When “Wife” opened last December on Broadway, it bowled me over: “Once in a blue moon a play comes
along that restores my belief in the vitality of the theater,” I wrote. “Wife” bowled everyone
over. The raves were unanimous. For the actor, too. Jefferson Mays is, after all, the
sine qua non of this one-man piece. “Mays gives a virtuoso performance the likes of which comes
along once in many blue moons,” my review went on. “It is a spectacular
achievement, but to describe it that way is to give a misleading impression.
Playing “multiple roles, chief among them a singular Berliner whose transvestitism is only one
aspect of her unique identity … Mays illuminates his impersonations with subtlety, not fireworks.

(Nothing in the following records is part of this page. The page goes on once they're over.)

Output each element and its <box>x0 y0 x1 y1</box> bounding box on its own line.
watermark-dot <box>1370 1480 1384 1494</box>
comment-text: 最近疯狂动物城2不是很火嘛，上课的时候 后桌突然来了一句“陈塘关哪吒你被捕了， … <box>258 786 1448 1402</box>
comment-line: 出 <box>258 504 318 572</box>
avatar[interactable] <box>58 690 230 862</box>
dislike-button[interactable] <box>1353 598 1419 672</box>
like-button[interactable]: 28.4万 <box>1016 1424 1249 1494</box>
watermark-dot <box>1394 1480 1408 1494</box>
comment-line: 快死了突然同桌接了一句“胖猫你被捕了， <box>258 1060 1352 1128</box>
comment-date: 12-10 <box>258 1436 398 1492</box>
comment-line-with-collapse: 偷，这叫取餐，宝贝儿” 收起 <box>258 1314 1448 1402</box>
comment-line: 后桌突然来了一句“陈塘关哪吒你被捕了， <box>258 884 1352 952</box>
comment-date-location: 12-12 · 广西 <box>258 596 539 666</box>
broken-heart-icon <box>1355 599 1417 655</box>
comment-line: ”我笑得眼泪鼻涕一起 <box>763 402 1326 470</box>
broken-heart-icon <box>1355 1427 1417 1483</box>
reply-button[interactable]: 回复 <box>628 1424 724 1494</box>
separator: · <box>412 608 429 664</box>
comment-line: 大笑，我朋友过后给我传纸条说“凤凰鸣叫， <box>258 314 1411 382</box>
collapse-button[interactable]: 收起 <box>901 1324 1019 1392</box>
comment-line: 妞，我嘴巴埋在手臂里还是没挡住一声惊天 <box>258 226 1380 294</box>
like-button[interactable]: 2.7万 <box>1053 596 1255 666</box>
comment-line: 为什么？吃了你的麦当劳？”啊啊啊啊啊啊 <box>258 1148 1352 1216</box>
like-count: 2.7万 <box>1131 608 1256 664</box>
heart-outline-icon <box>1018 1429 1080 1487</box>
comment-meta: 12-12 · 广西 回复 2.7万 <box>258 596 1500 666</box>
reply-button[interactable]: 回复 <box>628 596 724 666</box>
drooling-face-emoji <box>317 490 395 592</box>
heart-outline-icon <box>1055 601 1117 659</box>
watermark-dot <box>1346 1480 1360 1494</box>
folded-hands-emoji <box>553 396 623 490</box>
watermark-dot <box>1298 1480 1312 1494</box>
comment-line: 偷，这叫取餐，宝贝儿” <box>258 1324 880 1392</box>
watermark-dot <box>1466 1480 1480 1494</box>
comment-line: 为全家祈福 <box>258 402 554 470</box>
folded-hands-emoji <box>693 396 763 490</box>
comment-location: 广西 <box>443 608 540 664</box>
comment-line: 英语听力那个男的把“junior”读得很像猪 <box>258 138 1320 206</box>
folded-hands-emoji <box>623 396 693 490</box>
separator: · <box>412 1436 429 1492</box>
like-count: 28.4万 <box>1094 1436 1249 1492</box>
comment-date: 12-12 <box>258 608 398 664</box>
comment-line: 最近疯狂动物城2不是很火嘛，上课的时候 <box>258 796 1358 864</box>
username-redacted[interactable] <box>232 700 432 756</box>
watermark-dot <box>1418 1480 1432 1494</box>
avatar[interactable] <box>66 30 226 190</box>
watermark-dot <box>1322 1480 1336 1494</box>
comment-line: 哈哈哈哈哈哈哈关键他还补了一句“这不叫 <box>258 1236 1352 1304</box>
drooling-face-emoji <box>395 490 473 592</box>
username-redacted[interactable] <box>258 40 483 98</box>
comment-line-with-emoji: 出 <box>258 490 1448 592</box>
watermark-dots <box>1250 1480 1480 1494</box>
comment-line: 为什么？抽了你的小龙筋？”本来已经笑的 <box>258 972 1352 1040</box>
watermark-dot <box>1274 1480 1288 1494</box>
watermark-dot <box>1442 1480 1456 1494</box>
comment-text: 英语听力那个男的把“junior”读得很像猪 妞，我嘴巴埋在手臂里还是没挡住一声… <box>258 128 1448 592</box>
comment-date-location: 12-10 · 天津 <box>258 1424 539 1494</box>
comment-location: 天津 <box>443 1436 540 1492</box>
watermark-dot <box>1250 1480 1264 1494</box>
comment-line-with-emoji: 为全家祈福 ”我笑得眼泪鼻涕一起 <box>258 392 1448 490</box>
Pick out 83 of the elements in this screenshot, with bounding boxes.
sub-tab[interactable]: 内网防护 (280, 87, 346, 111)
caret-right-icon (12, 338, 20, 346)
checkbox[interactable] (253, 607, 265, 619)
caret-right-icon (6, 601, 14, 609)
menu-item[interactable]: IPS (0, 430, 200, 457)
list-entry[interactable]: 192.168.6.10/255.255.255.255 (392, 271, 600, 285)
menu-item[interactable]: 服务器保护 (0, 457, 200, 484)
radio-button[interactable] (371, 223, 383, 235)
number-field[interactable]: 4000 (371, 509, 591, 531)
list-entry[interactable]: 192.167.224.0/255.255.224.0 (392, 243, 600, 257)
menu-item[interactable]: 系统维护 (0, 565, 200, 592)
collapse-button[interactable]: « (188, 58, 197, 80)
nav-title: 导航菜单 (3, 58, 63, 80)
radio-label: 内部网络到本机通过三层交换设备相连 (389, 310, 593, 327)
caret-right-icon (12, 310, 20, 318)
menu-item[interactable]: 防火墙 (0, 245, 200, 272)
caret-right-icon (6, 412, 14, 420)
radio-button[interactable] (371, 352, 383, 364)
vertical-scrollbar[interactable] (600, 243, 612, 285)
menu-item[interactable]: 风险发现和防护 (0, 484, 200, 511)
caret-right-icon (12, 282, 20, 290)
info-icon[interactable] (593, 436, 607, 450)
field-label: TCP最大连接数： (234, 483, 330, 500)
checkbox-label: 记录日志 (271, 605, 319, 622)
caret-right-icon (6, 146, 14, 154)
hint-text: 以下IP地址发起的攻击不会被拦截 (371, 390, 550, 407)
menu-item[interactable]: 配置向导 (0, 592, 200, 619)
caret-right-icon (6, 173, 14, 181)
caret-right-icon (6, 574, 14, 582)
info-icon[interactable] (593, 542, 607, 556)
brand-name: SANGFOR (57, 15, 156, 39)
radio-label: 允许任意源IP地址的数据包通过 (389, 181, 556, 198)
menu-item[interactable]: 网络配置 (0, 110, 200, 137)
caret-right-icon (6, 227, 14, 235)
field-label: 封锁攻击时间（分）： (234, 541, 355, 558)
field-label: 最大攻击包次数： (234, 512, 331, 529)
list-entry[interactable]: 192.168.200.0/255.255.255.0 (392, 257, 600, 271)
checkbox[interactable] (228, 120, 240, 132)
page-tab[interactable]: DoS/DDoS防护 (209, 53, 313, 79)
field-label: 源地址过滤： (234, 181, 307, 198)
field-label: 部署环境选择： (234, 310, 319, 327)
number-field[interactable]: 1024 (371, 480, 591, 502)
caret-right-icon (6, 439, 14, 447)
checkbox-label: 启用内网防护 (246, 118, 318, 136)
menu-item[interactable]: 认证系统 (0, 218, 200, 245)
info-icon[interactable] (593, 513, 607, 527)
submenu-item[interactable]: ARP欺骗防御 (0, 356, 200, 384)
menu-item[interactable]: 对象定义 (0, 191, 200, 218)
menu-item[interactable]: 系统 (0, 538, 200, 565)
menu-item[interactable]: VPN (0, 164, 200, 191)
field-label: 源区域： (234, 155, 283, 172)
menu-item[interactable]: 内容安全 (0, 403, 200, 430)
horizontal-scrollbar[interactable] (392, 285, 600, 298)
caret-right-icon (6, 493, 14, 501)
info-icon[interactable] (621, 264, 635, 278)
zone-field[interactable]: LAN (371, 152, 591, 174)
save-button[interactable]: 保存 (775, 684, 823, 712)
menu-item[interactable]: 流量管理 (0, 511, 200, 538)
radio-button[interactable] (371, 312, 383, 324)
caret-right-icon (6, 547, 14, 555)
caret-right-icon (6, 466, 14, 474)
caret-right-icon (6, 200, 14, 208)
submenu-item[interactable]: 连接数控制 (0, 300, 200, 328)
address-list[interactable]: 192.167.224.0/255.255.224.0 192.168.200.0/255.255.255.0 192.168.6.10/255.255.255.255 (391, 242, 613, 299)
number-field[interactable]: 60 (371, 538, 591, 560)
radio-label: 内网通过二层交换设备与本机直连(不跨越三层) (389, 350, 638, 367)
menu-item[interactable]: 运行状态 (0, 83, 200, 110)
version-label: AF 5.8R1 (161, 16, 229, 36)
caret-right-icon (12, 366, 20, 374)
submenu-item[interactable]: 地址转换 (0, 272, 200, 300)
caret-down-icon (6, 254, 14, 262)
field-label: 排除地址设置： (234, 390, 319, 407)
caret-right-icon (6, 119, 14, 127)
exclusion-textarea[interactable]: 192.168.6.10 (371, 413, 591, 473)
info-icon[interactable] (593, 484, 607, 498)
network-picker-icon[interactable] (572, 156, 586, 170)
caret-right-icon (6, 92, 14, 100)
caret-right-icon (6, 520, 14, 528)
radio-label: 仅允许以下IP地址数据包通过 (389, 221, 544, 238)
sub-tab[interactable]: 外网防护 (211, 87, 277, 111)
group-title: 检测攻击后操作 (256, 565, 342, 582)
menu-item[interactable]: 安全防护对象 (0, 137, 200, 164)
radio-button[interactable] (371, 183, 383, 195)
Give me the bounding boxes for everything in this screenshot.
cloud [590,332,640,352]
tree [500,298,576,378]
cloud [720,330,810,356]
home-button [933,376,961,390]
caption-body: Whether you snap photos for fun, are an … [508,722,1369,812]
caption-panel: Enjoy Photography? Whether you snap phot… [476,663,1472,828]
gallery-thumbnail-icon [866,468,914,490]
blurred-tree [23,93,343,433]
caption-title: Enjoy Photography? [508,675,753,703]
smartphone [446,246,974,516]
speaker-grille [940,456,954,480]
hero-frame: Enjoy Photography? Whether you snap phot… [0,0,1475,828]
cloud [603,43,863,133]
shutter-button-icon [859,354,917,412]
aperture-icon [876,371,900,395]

He re-creates Charlotte von Mahlsdorf, who was a real-life figure, with a controlled,
riveting intensity. His fusion of intelligence, feelings, irony and humor radiates heat and light, but
purposely kept at room temperature. This allows Charlotte’s bizarre survival story from the
Nazi and Communist eras to unfold as part of daily experience rather than as blinding
revelation.”
The Pulitzer jurors were Ben Brantley, chief drama critic of The New York Times, who
chaired the panel; Robert Brustein, theater critic of The New Republic and former artistic director
of American Repertory Theater in Boston; Karen D’Sousa, drama critic of the San Jose Mercury
News; Michael Phillips, drama critic of the Chicago Tribune; and Linda Winer, drama critic of
Newsday.
In June we’ll find out how smart the Tony
Awards committee is. You’d think that “Wife” is a shoe-in for
best play and Mays would win, hands down, for best actor. With the Tonys, however, even
when the smart choice is the easy choice, you never know.